HERRENMAGAZIN starteten dann überpünktlich mit einem Intro von MARLENE DIETRICH („Wenn ich mir was wünschen dürfte“) stilvoll in das Set. Und bereits als zweiten eigenen Song spielten sie „In den dunkelsten Stunden“. Da gab es spätestens für mich kein Halten mehr. Ich liebe diesen Song einfach. Der Rest um mich herum war da noch etwas verhaltener. Doch das sollte sich im Laufe des Abends ändern, denn mit zunehmender Spieldauer nahm die Euphorie im Raum zu. Die Band war zudem sehr gut aufgelegt, es gab einige Anekdoten und auch die ein oder andere Publikumsinteraktion. Dazu beigetragen hat die auch seitlich offene Bühne, wo einige Besucher:innen standen. Die Band hat somit zwei Seiten bespielt und das souverän gemeistert. Das neue Album „Du hast hier nichts verloren“ war mit acht Songs stark vertreten, und vor allem „Alter Debütant“ und „Fragment“ sind live auch wirkliche Banger. Ein wenig Gänsehaut gab es dann auch noch beim ruhigen „Ich bin für dich da“. Was auffiel, wie viele Menschen die Texte mitsingen konnten und zwar nicht nur bei zwei oder drei bekannten Liedern, sondern die eine oder der andere haben wirklich fast alle Lieder mit gegrölt. Durch den frühen Beginn hatten wir dann kein Problem, noch den letzten Zug nach Nürnberg zu bekommen, der – wie sollte es auch anders sein bei der Deutschen Bahn – natürlich zu spät losfuhr. Und total voll mit Fußballfans war, da am Abend der BVB in München gastierte. Aber immerhin blieb alles friedlich im Zug, und man konnte das sehr schöne Konzert nochmal Revue passieren lassen.

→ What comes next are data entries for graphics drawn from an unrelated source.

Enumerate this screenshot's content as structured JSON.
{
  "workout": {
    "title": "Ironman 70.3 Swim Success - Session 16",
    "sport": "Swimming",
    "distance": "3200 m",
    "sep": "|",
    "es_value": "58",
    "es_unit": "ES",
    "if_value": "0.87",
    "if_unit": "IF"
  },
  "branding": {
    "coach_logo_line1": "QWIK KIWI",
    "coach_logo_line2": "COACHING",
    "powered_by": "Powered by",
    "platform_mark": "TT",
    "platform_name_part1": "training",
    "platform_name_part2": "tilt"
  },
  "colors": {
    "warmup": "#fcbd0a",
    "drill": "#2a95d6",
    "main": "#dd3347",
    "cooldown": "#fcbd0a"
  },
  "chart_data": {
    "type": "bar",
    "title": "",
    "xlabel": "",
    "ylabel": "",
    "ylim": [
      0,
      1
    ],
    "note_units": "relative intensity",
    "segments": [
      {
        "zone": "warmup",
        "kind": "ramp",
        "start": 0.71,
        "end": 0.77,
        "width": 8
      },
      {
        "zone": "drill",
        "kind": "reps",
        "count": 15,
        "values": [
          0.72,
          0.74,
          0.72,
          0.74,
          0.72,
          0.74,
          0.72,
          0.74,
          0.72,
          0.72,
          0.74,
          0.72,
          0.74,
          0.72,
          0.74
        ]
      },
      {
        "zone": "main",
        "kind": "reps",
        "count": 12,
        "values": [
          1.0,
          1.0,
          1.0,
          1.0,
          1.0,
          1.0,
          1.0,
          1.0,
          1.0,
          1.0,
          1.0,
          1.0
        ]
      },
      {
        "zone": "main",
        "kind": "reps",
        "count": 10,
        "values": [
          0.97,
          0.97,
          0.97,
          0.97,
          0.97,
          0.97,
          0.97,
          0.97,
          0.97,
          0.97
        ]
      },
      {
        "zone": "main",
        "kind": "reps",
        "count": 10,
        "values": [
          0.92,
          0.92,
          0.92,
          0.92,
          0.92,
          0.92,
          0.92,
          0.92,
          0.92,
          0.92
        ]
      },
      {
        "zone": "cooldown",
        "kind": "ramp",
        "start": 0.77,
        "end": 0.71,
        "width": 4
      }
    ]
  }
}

CLICKCLICKDECKER – 21.10.2025 Club Stereo (Nürnberg)

Nur drei Tage später ging es schon zum nächsten Konzert. Leider verpassten wir die Vorband PETULA weil Konzerte im Club Stereo unter der Woche immer sehr früh anfangen (denn länger als 22 Uhr darf es dort nicht gehen). Aber immerhin schafften wir es genau rechtzeitig zum Start, der etwas kurios war. Die Band kommt auf die Bühne, macht noch so einen Mini-Soundcheck bzw. checkt noch kurz was ab, als ein Typ in der ersten Reihe Sänger Kevin zutextet. So genau habe ich es nicht verstanden, aber an Kevins Reaktion konnte man erkennen, dass er den Moment direkt vor Konzertbeginn nicht ideal für einen Plausch hält. Kevin hat dann sichtlich genervt einfach mitten in das Gelabere des Typen hinein das erste Lied begonnen. Das war wirklich etwas schräg, denn so gab es irgendwie keinen richtigen Start, sondern es begann irgendwie aus dem Nichts. Was ein wenig schade war, denn das sehr schöne Lied „Am Ende“ vom neuen Album ist somit etwas untergegangen. Ob das der Grund war, warum der Funke nur so halb heute übergesprungen ist? Schwer zu sagen, aber irgendwie agierte die Band ein wenig mit angezogener Handbremse. Im Laufe des Abends wurde es zwar besser, aber die Leichtigkeit, die man online bei den anderen CLICKCLICKDECKER-Konzerten sehen kann, stellte sich nicht ein. Eine Ausnahme war das von fast allen mitgesungene „Wer hat mir auf die Schuhe gekotzt“, was ziemlich am Ende der Setlist der Höhepunkt des Abends war. Und mir zusammen mit „Rumours & Prospekte“ am besten gefallen hat. Es war definitiv ein gutes Konzert, aber irgendwie wäre wohl unter anderen Umständen mehr drin gewesen.